労働契約前にまれに働いてしまうというようなケースもあります。

給与が支給されることは当然として、この場合には意外な法的な落とし穴もあります。

怪我などをしたときにはトラブルになることもあるので、注意していくようにしてください。

 

労働契約前に働いた

 

基本的には

 

  • 入社日
  • 労働契約締結
  • 勤務スタート

 

という順番になるのが普通ではあります。

しかし事情によっては労働契約の締結前に勤務をしてしまったということもあると思います。

この場合には労働条件などはどのようにするべきかについて紹介しておきます。

 

労働契約は締結されているとみなされる

 

まずはじめにいろいろな項目があります。

 

  • 労働時間
  • 賃金
  • 安全・衛生
  • 懲戒

 

このうちたとえば安全衛生は案外重要です。

というのも「労働契約がないので業務上で怪我をしても会社には法的責任はない」とする会社もあるからです。

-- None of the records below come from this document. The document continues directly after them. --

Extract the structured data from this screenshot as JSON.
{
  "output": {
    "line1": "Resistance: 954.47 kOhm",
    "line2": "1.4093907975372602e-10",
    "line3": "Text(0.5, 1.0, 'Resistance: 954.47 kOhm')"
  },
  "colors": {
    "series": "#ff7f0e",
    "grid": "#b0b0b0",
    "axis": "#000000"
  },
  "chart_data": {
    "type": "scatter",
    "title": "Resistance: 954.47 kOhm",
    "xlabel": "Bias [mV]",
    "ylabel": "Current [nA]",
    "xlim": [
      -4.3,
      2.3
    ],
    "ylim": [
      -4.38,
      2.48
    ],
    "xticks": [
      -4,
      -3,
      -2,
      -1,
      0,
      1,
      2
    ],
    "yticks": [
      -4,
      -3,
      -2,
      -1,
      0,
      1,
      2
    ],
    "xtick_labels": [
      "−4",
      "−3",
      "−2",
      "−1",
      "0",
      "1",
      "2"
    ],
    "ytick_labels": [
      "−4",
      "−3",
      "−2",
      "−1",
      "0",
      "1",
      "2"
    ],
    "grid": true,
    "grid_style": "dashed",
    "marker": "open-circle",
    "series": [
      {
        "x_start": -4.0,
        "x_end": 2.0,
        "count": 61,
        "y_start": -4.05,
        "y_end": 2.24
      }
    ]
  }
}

しかし書類がどうこうではなく、まず実態として判断をします。

つまり契約がなくても、会社は安全配慮義務を負い、かつ労災の申請なども行わないといけません。

詳しくは以下を参照。

労働契約をした時点で会社は安全配慮義務を負っている

それでも労災申請をしない会社は「労災隠し」として厳しいペナルティーがあることは知っておくべきことです。

労災隠しから会社を守る

次に問題となるのは給与ではないでしょうか?

 

給与をいくらにするべきか?

 

厳密に法律はないと思いますが、常識的にいえば

「労働契約を締結するときに設定をする予定の給与」

で支払いをするべきだと思います。

また他には

「同じような仕事をしている労働者の給与を参照して給与を決める」

ということでも良いでしょう。

多少それよりも低い給与で支払をしたいということもあるかもしれませんが、その場合には最低賃金には要注意です。

労働契約がなくても当然に最低賃金の適用を受けます。

最低賃金法違反の罰則

パートで最低賃金を下回った時給で労働基準監督署に通報された

 

労働契約なしで働くべきか?

 

実態として

「労働契約がるかのような勤務」

の場合、あまり労働契約締結後と変わりはないかもしれません。

しかし労使どちらにもいえることですが、

「書類での契約がないので後から何とでもいえる状態」

であるとは思います。

例えばまったく事実もないのに

「給与は最低賃金で良いと言われた」

というようなことはないとはいえません。

無難に判断するなら例外的な契約前の勤務は避けたほうが良いでしょう。